The Dutch Reach: Clever Workaround to Keep Cyclists from Getting “Doored”




Bicycle lanes can be a boon for cyclists but they can also land riders in the “door zone,” a dangerous area sandwiched between primary vehicle lanes and parked cars. In the long term, cities may need to continue designing better solutions to accommodate bicyclists, but in the meantime: drivers could learn a thing or two from a practice found in Europe. Retired doctor Michael Charney calls it the “Dutch Reach” and it addresses a serious problem on the streets of America.

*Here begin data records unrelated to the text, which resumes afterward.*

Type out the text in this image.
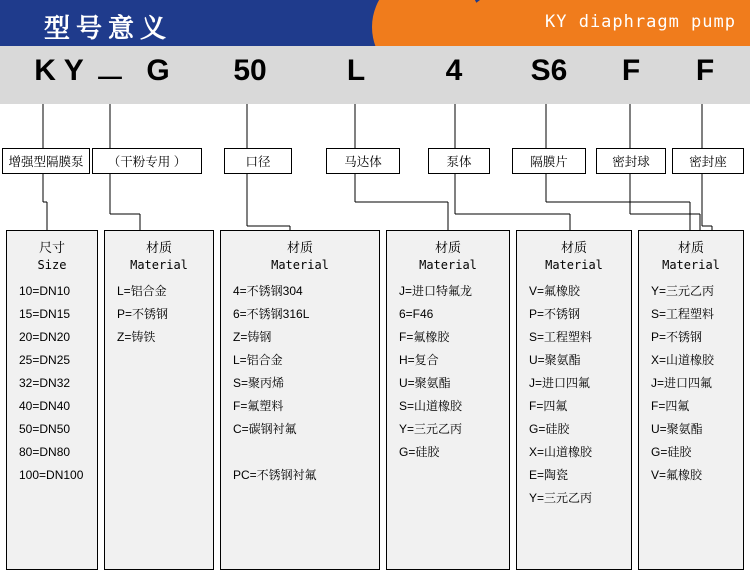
型号意义	KY diaphragm pump
K Y － G	50	L	4	S6	F	F
增强型隔膜泵	（干粉专用 ）	口径	马达体	泵体	隔膜片	密封球	密封座
尺寸
Size
10=DN10
15=DN15
20=DN20
25=DN25
32=DN32
40=DN40
50=DN50
80=DN80
100=DN100
材质
Material
L=铝合金
P=不锈钢
Z=铸铁
材质
Material
4=不锈钢304
6=不锈钢316L
Z=铸钢
L=铝合金
S=聚丙烯
F=氟塑料
C=碳钢衬氟

PC=不锈钢衬氟
材质
Material
J=进口特氟龙
6=F46
F=氟橡胶
H=复合
U=聚氨酯
S=山道橡胶
Y=三元乙丙
G=硅胶
材质
Material
V=氟橡胶
P=不锈钢
S=工程塑料
U=聚氨酯
J=进口四氟
F=四氟
G=硅胶
X=山道橡胶
E=陶瓷
Y=三元乙丙
材质
Material
Y=三元乙丙
S=工程塑料
P=不锈钢
X=山道橡胶
J=进口四氟
F=四氟
U=聚氨酯
G=硅胶
V=氟橡胶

doorzoneThe phenomenon of bikers getting hit by an opening car door is so common it has its own term: dooring. According to a study in Chicago, as many as 1 in 5 bicycle accidents involve car doors – in total, there is an average of nearly one dooring per day in the Windy City. Even when bikers swerve to avoid doors, they can end up getting hit by cars. Separating bike lanes can work but it also takes time and money. In the meantime, there may be another path toward curbing this danger.
door-zone-illustration
For decades now in the Netherlands drivers have been trained (and tested for their licenses) on a behavior that dramatically reduces the risk of doorings. They do not even have a name for it because it is simply how one opens a car door. Basically, instead of using their door-side (left) arm, they reach over with their other (right) arm. This simple behavioral shift causes drivers to look back naturally and see whether or not there are oncoming bicyclists. When doctor Charney discovered that the Dutch have a solution to this problem, he became intrigued and ultimately started raising awareness of it in the United States.
“The Dutch Reach is a practice where instead of using your near hand — usually the driver’s left hand — to open your car door, you use your far hand. Your right hand,” Charney told The World. “In doing that, you automatically swivel your body. And you position your head and shoulders so you are looking directly out. First, past the rearview mirror. And then, you are very easily able to look back and see if there are oncoming bicycles or cars or whatever.”
The simplicity of the approach is part of its genius. It trades one basic habit for an easy alternative, a cheaper and faster fix than pricey and prolonged infrastructural overhauls.